Open Youbadawy opened 3 years ago

Youbadawy commented 3 years ago

Please make sure that this is a Bug or a Feature Request and provide all applicable information asked by the template. If your issue is an implementation question, please ask your question on StackOverflow or on the TensorTrade Discord #help-desk channel instead of opening a GitHub issue.

System information

You can obtain the TensorFlow version with:
python -c "import tensorflow as tf; print(tf.GIT_VERSION, tf.VERSION)"

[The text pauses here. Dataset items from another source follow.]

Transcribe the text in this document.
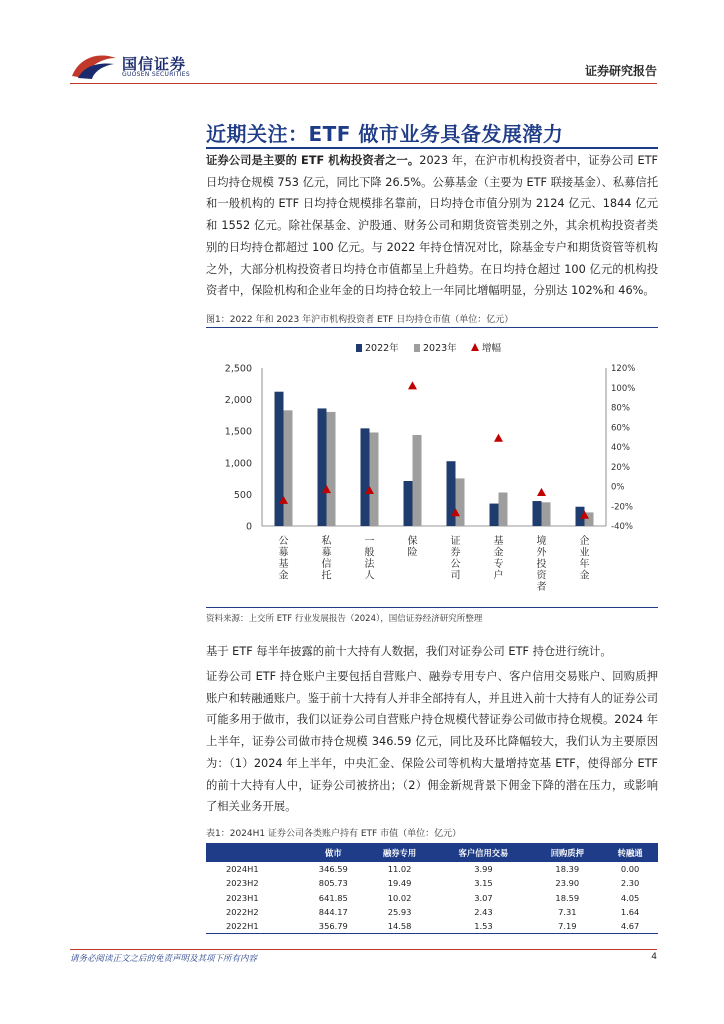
国信证券
GUOSEN SECURITIES	证券研究报告
近期关注：ETF 做市业务具备发展潜力
证券公司是主要的 ETF 机构投资者之一。2023 年，在沪市机构投资者中，证券公司 ETF 日均持仓规模 753 亿元，同比下降 26.5%。公募基金（主要为 ETF 联接基金）、私募信托和一般机构的 ETF 日均持仓规模排名靠前，日均持仓市值分别为 2124 亿元、1844 亿元和 1552 亿元。除社保基金、沪股通、财务公司和期货资管类别之外，其余机构投资者类别的日均持仓都超过 100 亿元。与 2022 年持仓情况对比，除基金专户和期货资管等机构之外，大部分机构投资者日均持仓市值都呈上升趋势。在日均持仓超过 100 亿元的机构投资者中，保险机构和企业年金的日均持仓较上一年同比增幅明显，分别达 102%和 46%。
图1：2022 年和 2023 年沪市机构投资者 ETF 日均持仓市值（单位：亿元）
0
500
1,000
1,500
2,000
2,500
-40%
-20%
0%
20%
40%
60%
80%
100%
120%
公
募
基
金
私
募
信
托
一
般
法
人
保
险
证
券
公
司
基
金
专
户
境
外
投
资
者
企
业
年
金
2022年	2023年	增幅
资料来源：上交所 ETF 行业发展报告（2024），国信证券经济研究所整理
基于 ETF 每半年披露的前十大持有人数据，我们对证券公司 ETF 持仓进行统计。
证券公司 ETF 持仓账户主要包括自营账户、融券专用专户、客户信用交易账户、回购质押账户和转融通账户。鉴于前十大持有人并非全部持有人，并且进入前十大持有人的证券公司可能多用于做市，我们以证券公司自营账户持仓规模代替证券公司做市持仓规模。2024 年上半年，证券公司做市持仓规模 346.59 亿元，同比及环比降幅较大，我们认为主要原因为：（1）2024 年上半年，中央汇金、保险公司等机构大量增持宽基 ETF，使得部分 ETF 的前十大持有人中，证券公司被挤出；（2）佣金新规背景下佣金下降的潜在压力，或影响了相关业务开展。
表1：2024H1 证券公司各类账户持有 ETF 市值（单位：亿元）
	做市	融券专用	客户信用交易	回购质押	转融通
2024H1	346.59	11.02	3.99	18.39	0.00
2023H2	805.73	19.49	3.15	23.90	2.30
2023H1	641.85	10.02	3.07	18.59	4.05
2022H2	844.17	25.93	2.43	7.31	1.64
2022H1	356.79	14.58	1.53	7.19	4.67
请务必阅读正文之后的免责声明及其项下所有内容	4
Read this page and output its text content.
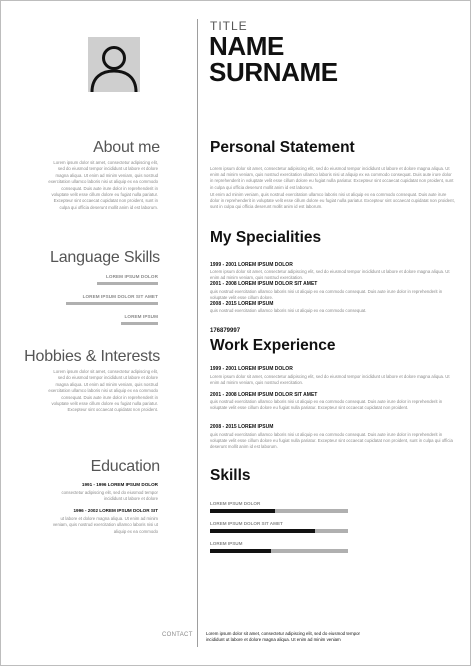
About me
Lorem ipsum dolor sit amet, consectetur adipiscing elit, sed do eiusmod tempor incididunt ut labore et dolore magna aliqua. Ut enim ad minim veniam, quis nostrud exercitation ullamco laboris nisi ut aliquip ex ea commodo consequat. Duis aute irure dolor in reprehenderit in voluptate velit esse cillum dolore eu fugiat nulla pariatur. Excepteur sint occaecat cupidatat non proident, sunt in culpa qui officia deserunt mollit anim id est laborum.
Language Skills
LOREM IPSUM DOLOR
LOREM IPSUM DOLOR SIT AMET
LOREM IPSUM
Hobbies & Interests
Lorem ipsum dolor sit amet, consectetur adipiscing elit, sed do eiusmod tempor incididunt ut labore et dolore magna aliqua. Ut enim ad minim veniam, quis nostrud exercitation ullamco laboris nisi ut aliquip ex ea commodo consequat. Duis aute irure dolor in reprehenderit in voluptate velit esse cillum dolore eu fugiat nulla pariatur. Excepteur sint occaecat cupidatat non proident.
Education
1991 - 1996 LOREM IPSUM DOLOR
consectetur adipiscing elit, sed do eiusmod tempor incididunt ut labore et dolore
1996 - 2002 LOREM IPSUM DOLOR SIT
ut labore et dolore magna aliqua. Ut enim ad minim veniam, quis nostrud exercitation ullamco laboris nisi ut aliquip ex ea commodo
TITLE
NAME
SURNAME
Personal Statement
Lorem ipsum dolor sit amet, consectetur adipiscing elit, sed do eiusmod tempor incididunt ut labore et dolore magna aliqua. Ut enim ad minim veniam, quis nostrud exercitation ullamco laboris nisi ut aliquip ex ea commodo consequat. Duis aute irure dolor in reprehenderit in voluptate velit esse cillum dolore eu fugiat nulla pariatur. Excepteur sint occaecat cupidatat non proident, sunt in culpa qui officia deserunt mollit anim id est laborum.
Ut enim ad minim veniam, quis nostrud exercitation ullamco laboris nisi ut aliquip ex ea commodo consequat. Duis aute irure dolor in reprehenderit in voluptate velit esse cillum dolore eu fugiat nulla pariatur. Excepteur sint occaecat cupidatat non proident, sunt in culpa qui officia deserunt mollit anim id est laborum.
My Specialities
1999 - 2001 LOREM IPSUM DOLOR
Lorem ipsum dolor sit amet, consectetur adipiscing elit, sed do eiusmod tempor incididunt ut labore et dolore magna aliqua. Ut enim ad minim veniam, quis nostrud exercitation.
2001 - 2008 LOREM IPSUM DOLOR SIT AMET
quis nostrud exercitation ullamco laboris nisi ut aliquip ex ea commodo consequat. Duis aute irure dolor in reprehenderit in voluptate velit esse cillum dolore.
2008 - 2015 LOREM IPSUM
quis nostrud exercitation ullamco laboris nisi ut aliquip ex ea commodo consequat.
176879997
Work Experience
1999 - 2001 LOREM IPSUM DOLOR
Lorem ipsum dolor sit amet, consectetur adipiscing elit, sed do eiusmod tempor incididunt ut labore et dolore magna aliqua. Ut enim ad minim veniam, quis nostrud exercitation.
2001 - 2008 LOREM IPSUM DOLOR SIT AMET
quis nostrud exercitation ullamco laboris nisi ut aliquip ex ea commodo consequat. Duis aute irure dolor in reprehenderit in voluptate velit esse cillum dolore eu fugiat nulla pariatur. Excepteur sint occaecat cupidatat non proident.
2008 - 2015 LOREM IPSUM
quis nostrud exercitation ullamco laboris nisi ut aliquip ex ea commodo consequat. Duis aute irure dolor in reprehenderit in voluptate velit esse cillum dolore eu fugiat nulla pariatur. Excepteur sint occaecat cupidatat non proident, sunt in culpa qui officia deserunt mollit anim id est laborum.
Skills
LOREM IPSUM DOLOR
LOREM IPSUM DOLOR SIT AMET
LOREM IPSUM
CONTACT	Lorem ipsum dolor sit amet, consectetur adipiscing elit, sed do eiusmod tempor incididunt ut labore et dolore magna aliqua. Ut enim ad minim veniam
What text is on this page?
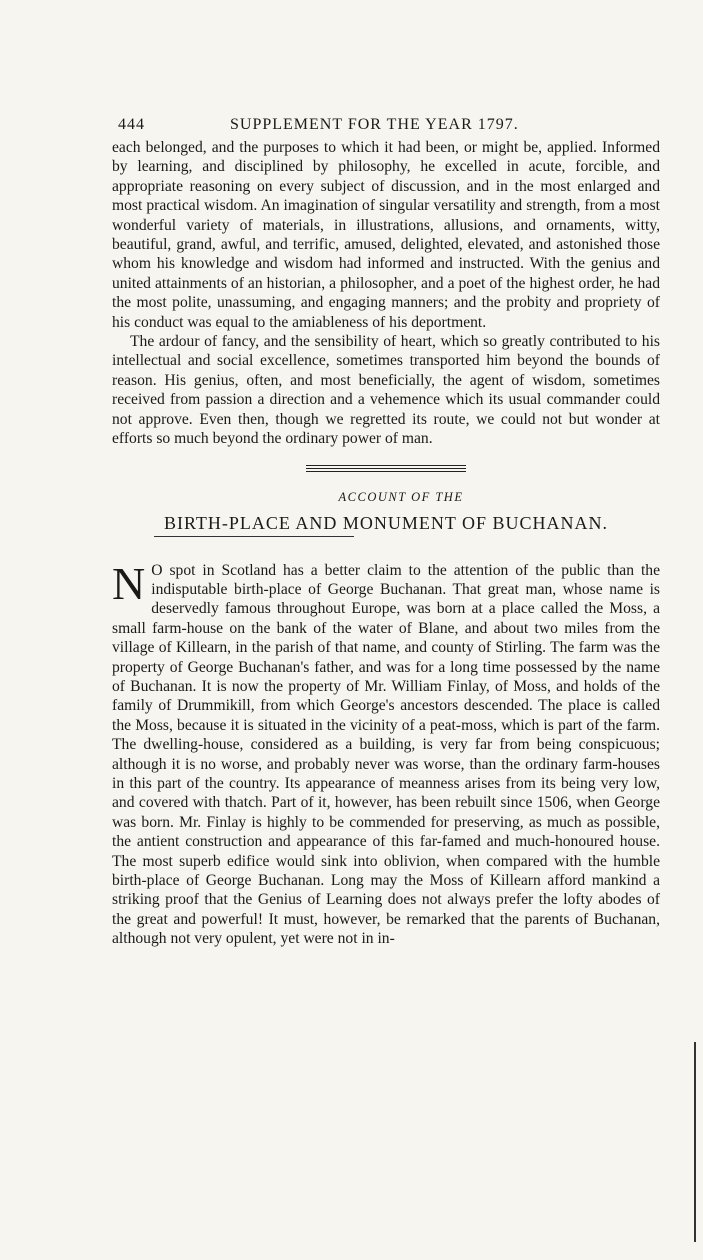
444	SUPPLEMENT FOR THE YEAR 1797.

each belonged, and the purposes to which it had been, or might be, applied. Informed by learning, and disciplined by philosophy, he excelled in acute, forcible, and appropriate reasoning on every subject of discussion, and in the most enlarged and most practical wisdom. An imagination of singular versatility and strength, from a most wonderful variety of materials, in illustrations, allusions, and ornaments, witty, beautiful, grand, awful, and terrific, amused, delighted, elevated, and astonished those whom his knowledge and wisdom had informed and instructed. With the genius and united attainments of an historian, a philosopher, and a poet of the highest order, he had the most polite, unassuming, and engaging manners; and the probity and propriety of his conduct was equal to the amiableness of his deportment.

The ardour of fancy, and the sensibility of heart, which so greatly contributed to his intellectual and social excellence, sometimes transported him beyond the bounds of reason. His genius, often, and most beneficially, the agent of wisdom, sometimes received from passion a direction and a vehemence which its usual commander could not approve. Even then, though we regretted its route, we could not but wonder at efforts so much beyond the ordinary power of man.

ACCOUNT OF THE
BIRTH-PLACE AND MONUMENT OF BUCHANAN.
N O spot in Scotland has a better claim to the attention of the public than the indisputable birth-place of George Buchanan. That great man, whose name is deservedly famous throughout Europe, was born at a place called the Moss, a small farm-house on the bank of the water of Blane, and about two miles from the village of Killearn, in the parish of that name, and county of Stirling. The farm was the property of George Buchanan's father, and was for a long time possessed by the name of Buchanan. It is now the property of Mr. William Finlay, of Moss, and holds of the family of Drummikill, from which George's ancestors descended. The place is called the Moss, because it is situated in the vicinity of a peat-moss, which is part of the farm. The dwelling-house, considered as a building, is very far from being conspicuous; although it is no worse, and probably never was worse, than the ordinary farm-houses in this part of the country. Its appearance of meanness arises from its being very low, and covered with thatch. Part of it, however, has been rebuilt since 1506, when George was born. Mr. Finlay is highly to be commended for preserving, as much as possible, the antient construction and appearance of this far-famed and much-honoured house. The most superb edifice would sink into oblivion, when compared with the humble birth-place of George Buchanan. Long may the Moss of Killearn afford mankind a striking proof that the Genius of Learning does not always prefer the lofty abodes of the great and powerful! It must, however, be remarked that the parents of Buchanan, although not very opulent, yet were not in in-
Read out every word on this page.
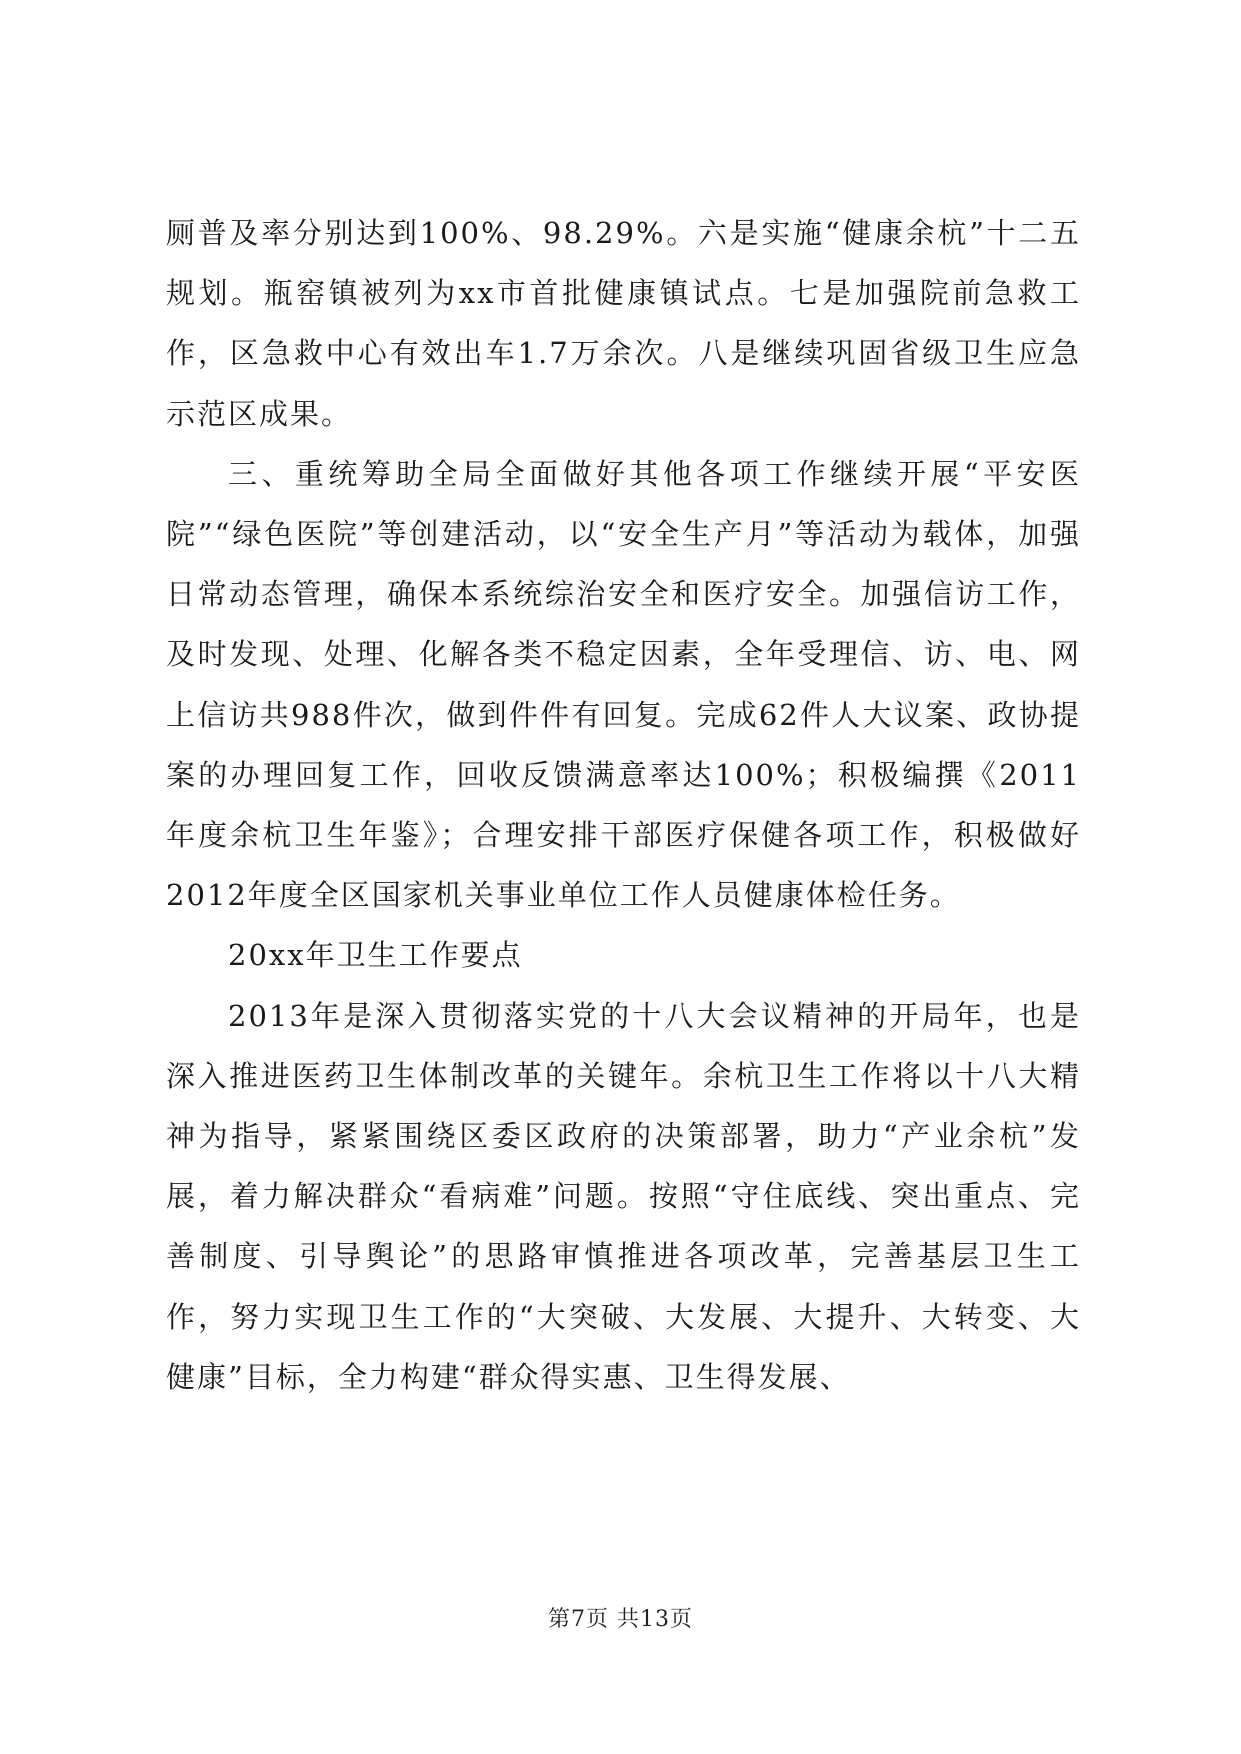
厕普及率分别达到100%、98.29%。六是实施“健康余杭”十二五规划。瓶窑镇被列为xx市首批健康镇试点。七是加强院前急救工作，区急救中心有效出车1.7万余次。八是继续巩固省级卫生应急示范区成果。

三、重统筹助全局全面做好其他各项工作继续开展“平安医院”“绿色医院”等创建活动，以“安全生产月”等活动为载体，加强日常动态管理，确保本系统综治安全和医疗安全。加强信访工作，及时发现、处理、化解各类不稳定因素，全年受理信、访、电、网上信访共988件次，做到件件有回复。完成62件人大议案、政协提案的办理回复工作，回收反馈满意率达100%；积极编撰《2011年度余杭卫生年鉴》；合理安排干部医疗保健各项工作，积极做好2012年度全区国家机关事业单位工作人员健康体检任务。

20xx年卫生工作要点

2013年是深入贯彻落实党的十八大会议精神的开局年，也是深入推进医药卫生体制改革的关键年。余杭卫生工作将以十八大精神为指导，紧紧围绕区委区政府的决策部署，助力“产业余杭”发展，着力解决群众“看病难”问题。按照“守住底线、突出重点、完善制度、引导舆论”的思路审慎推进各项改革，完善基层卫生工作，努力实现卫生工作的“大突破、大发展、大提升、大转变、大健康”目标，全力构建“群众得实惠、卫生得发展、

第7页 共13页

Describe the current behavior After initializing all Datastreams, portfolios, and render feeds, and inputting it inside a DQN agent to train,

it receives an error of Timestamp is not float, although we I used the below format to input my data streams as indicated in notebook examples,

for i, count in enumerate(data):
  pair = count.replace("/USD","")
  with NameSpace("bitfinex"):
    if i==0:
      bitfinex_streams = [
          Stream.source(list(data.get(count)[c]), dtype="float").rename(f"{pair}:{c}") for c in data.get(count).columns
      ]
    else:
      bitfinex_streams += [
          Stream.source(list(data.get(count)[c]), dtype="float").rename(f"{pair}:{c}") for c in data.get(count).columns
      ]

feed = DataFeed(bitfinex_streams)

image

Describe the expected behavior

It should be able to train as the notebook setup_environment_tutorial.ipynb displays a similar format,

image

Code to reproduce the issue
Provide a reproducible test case that is the bare minimum necessary to generate the problem.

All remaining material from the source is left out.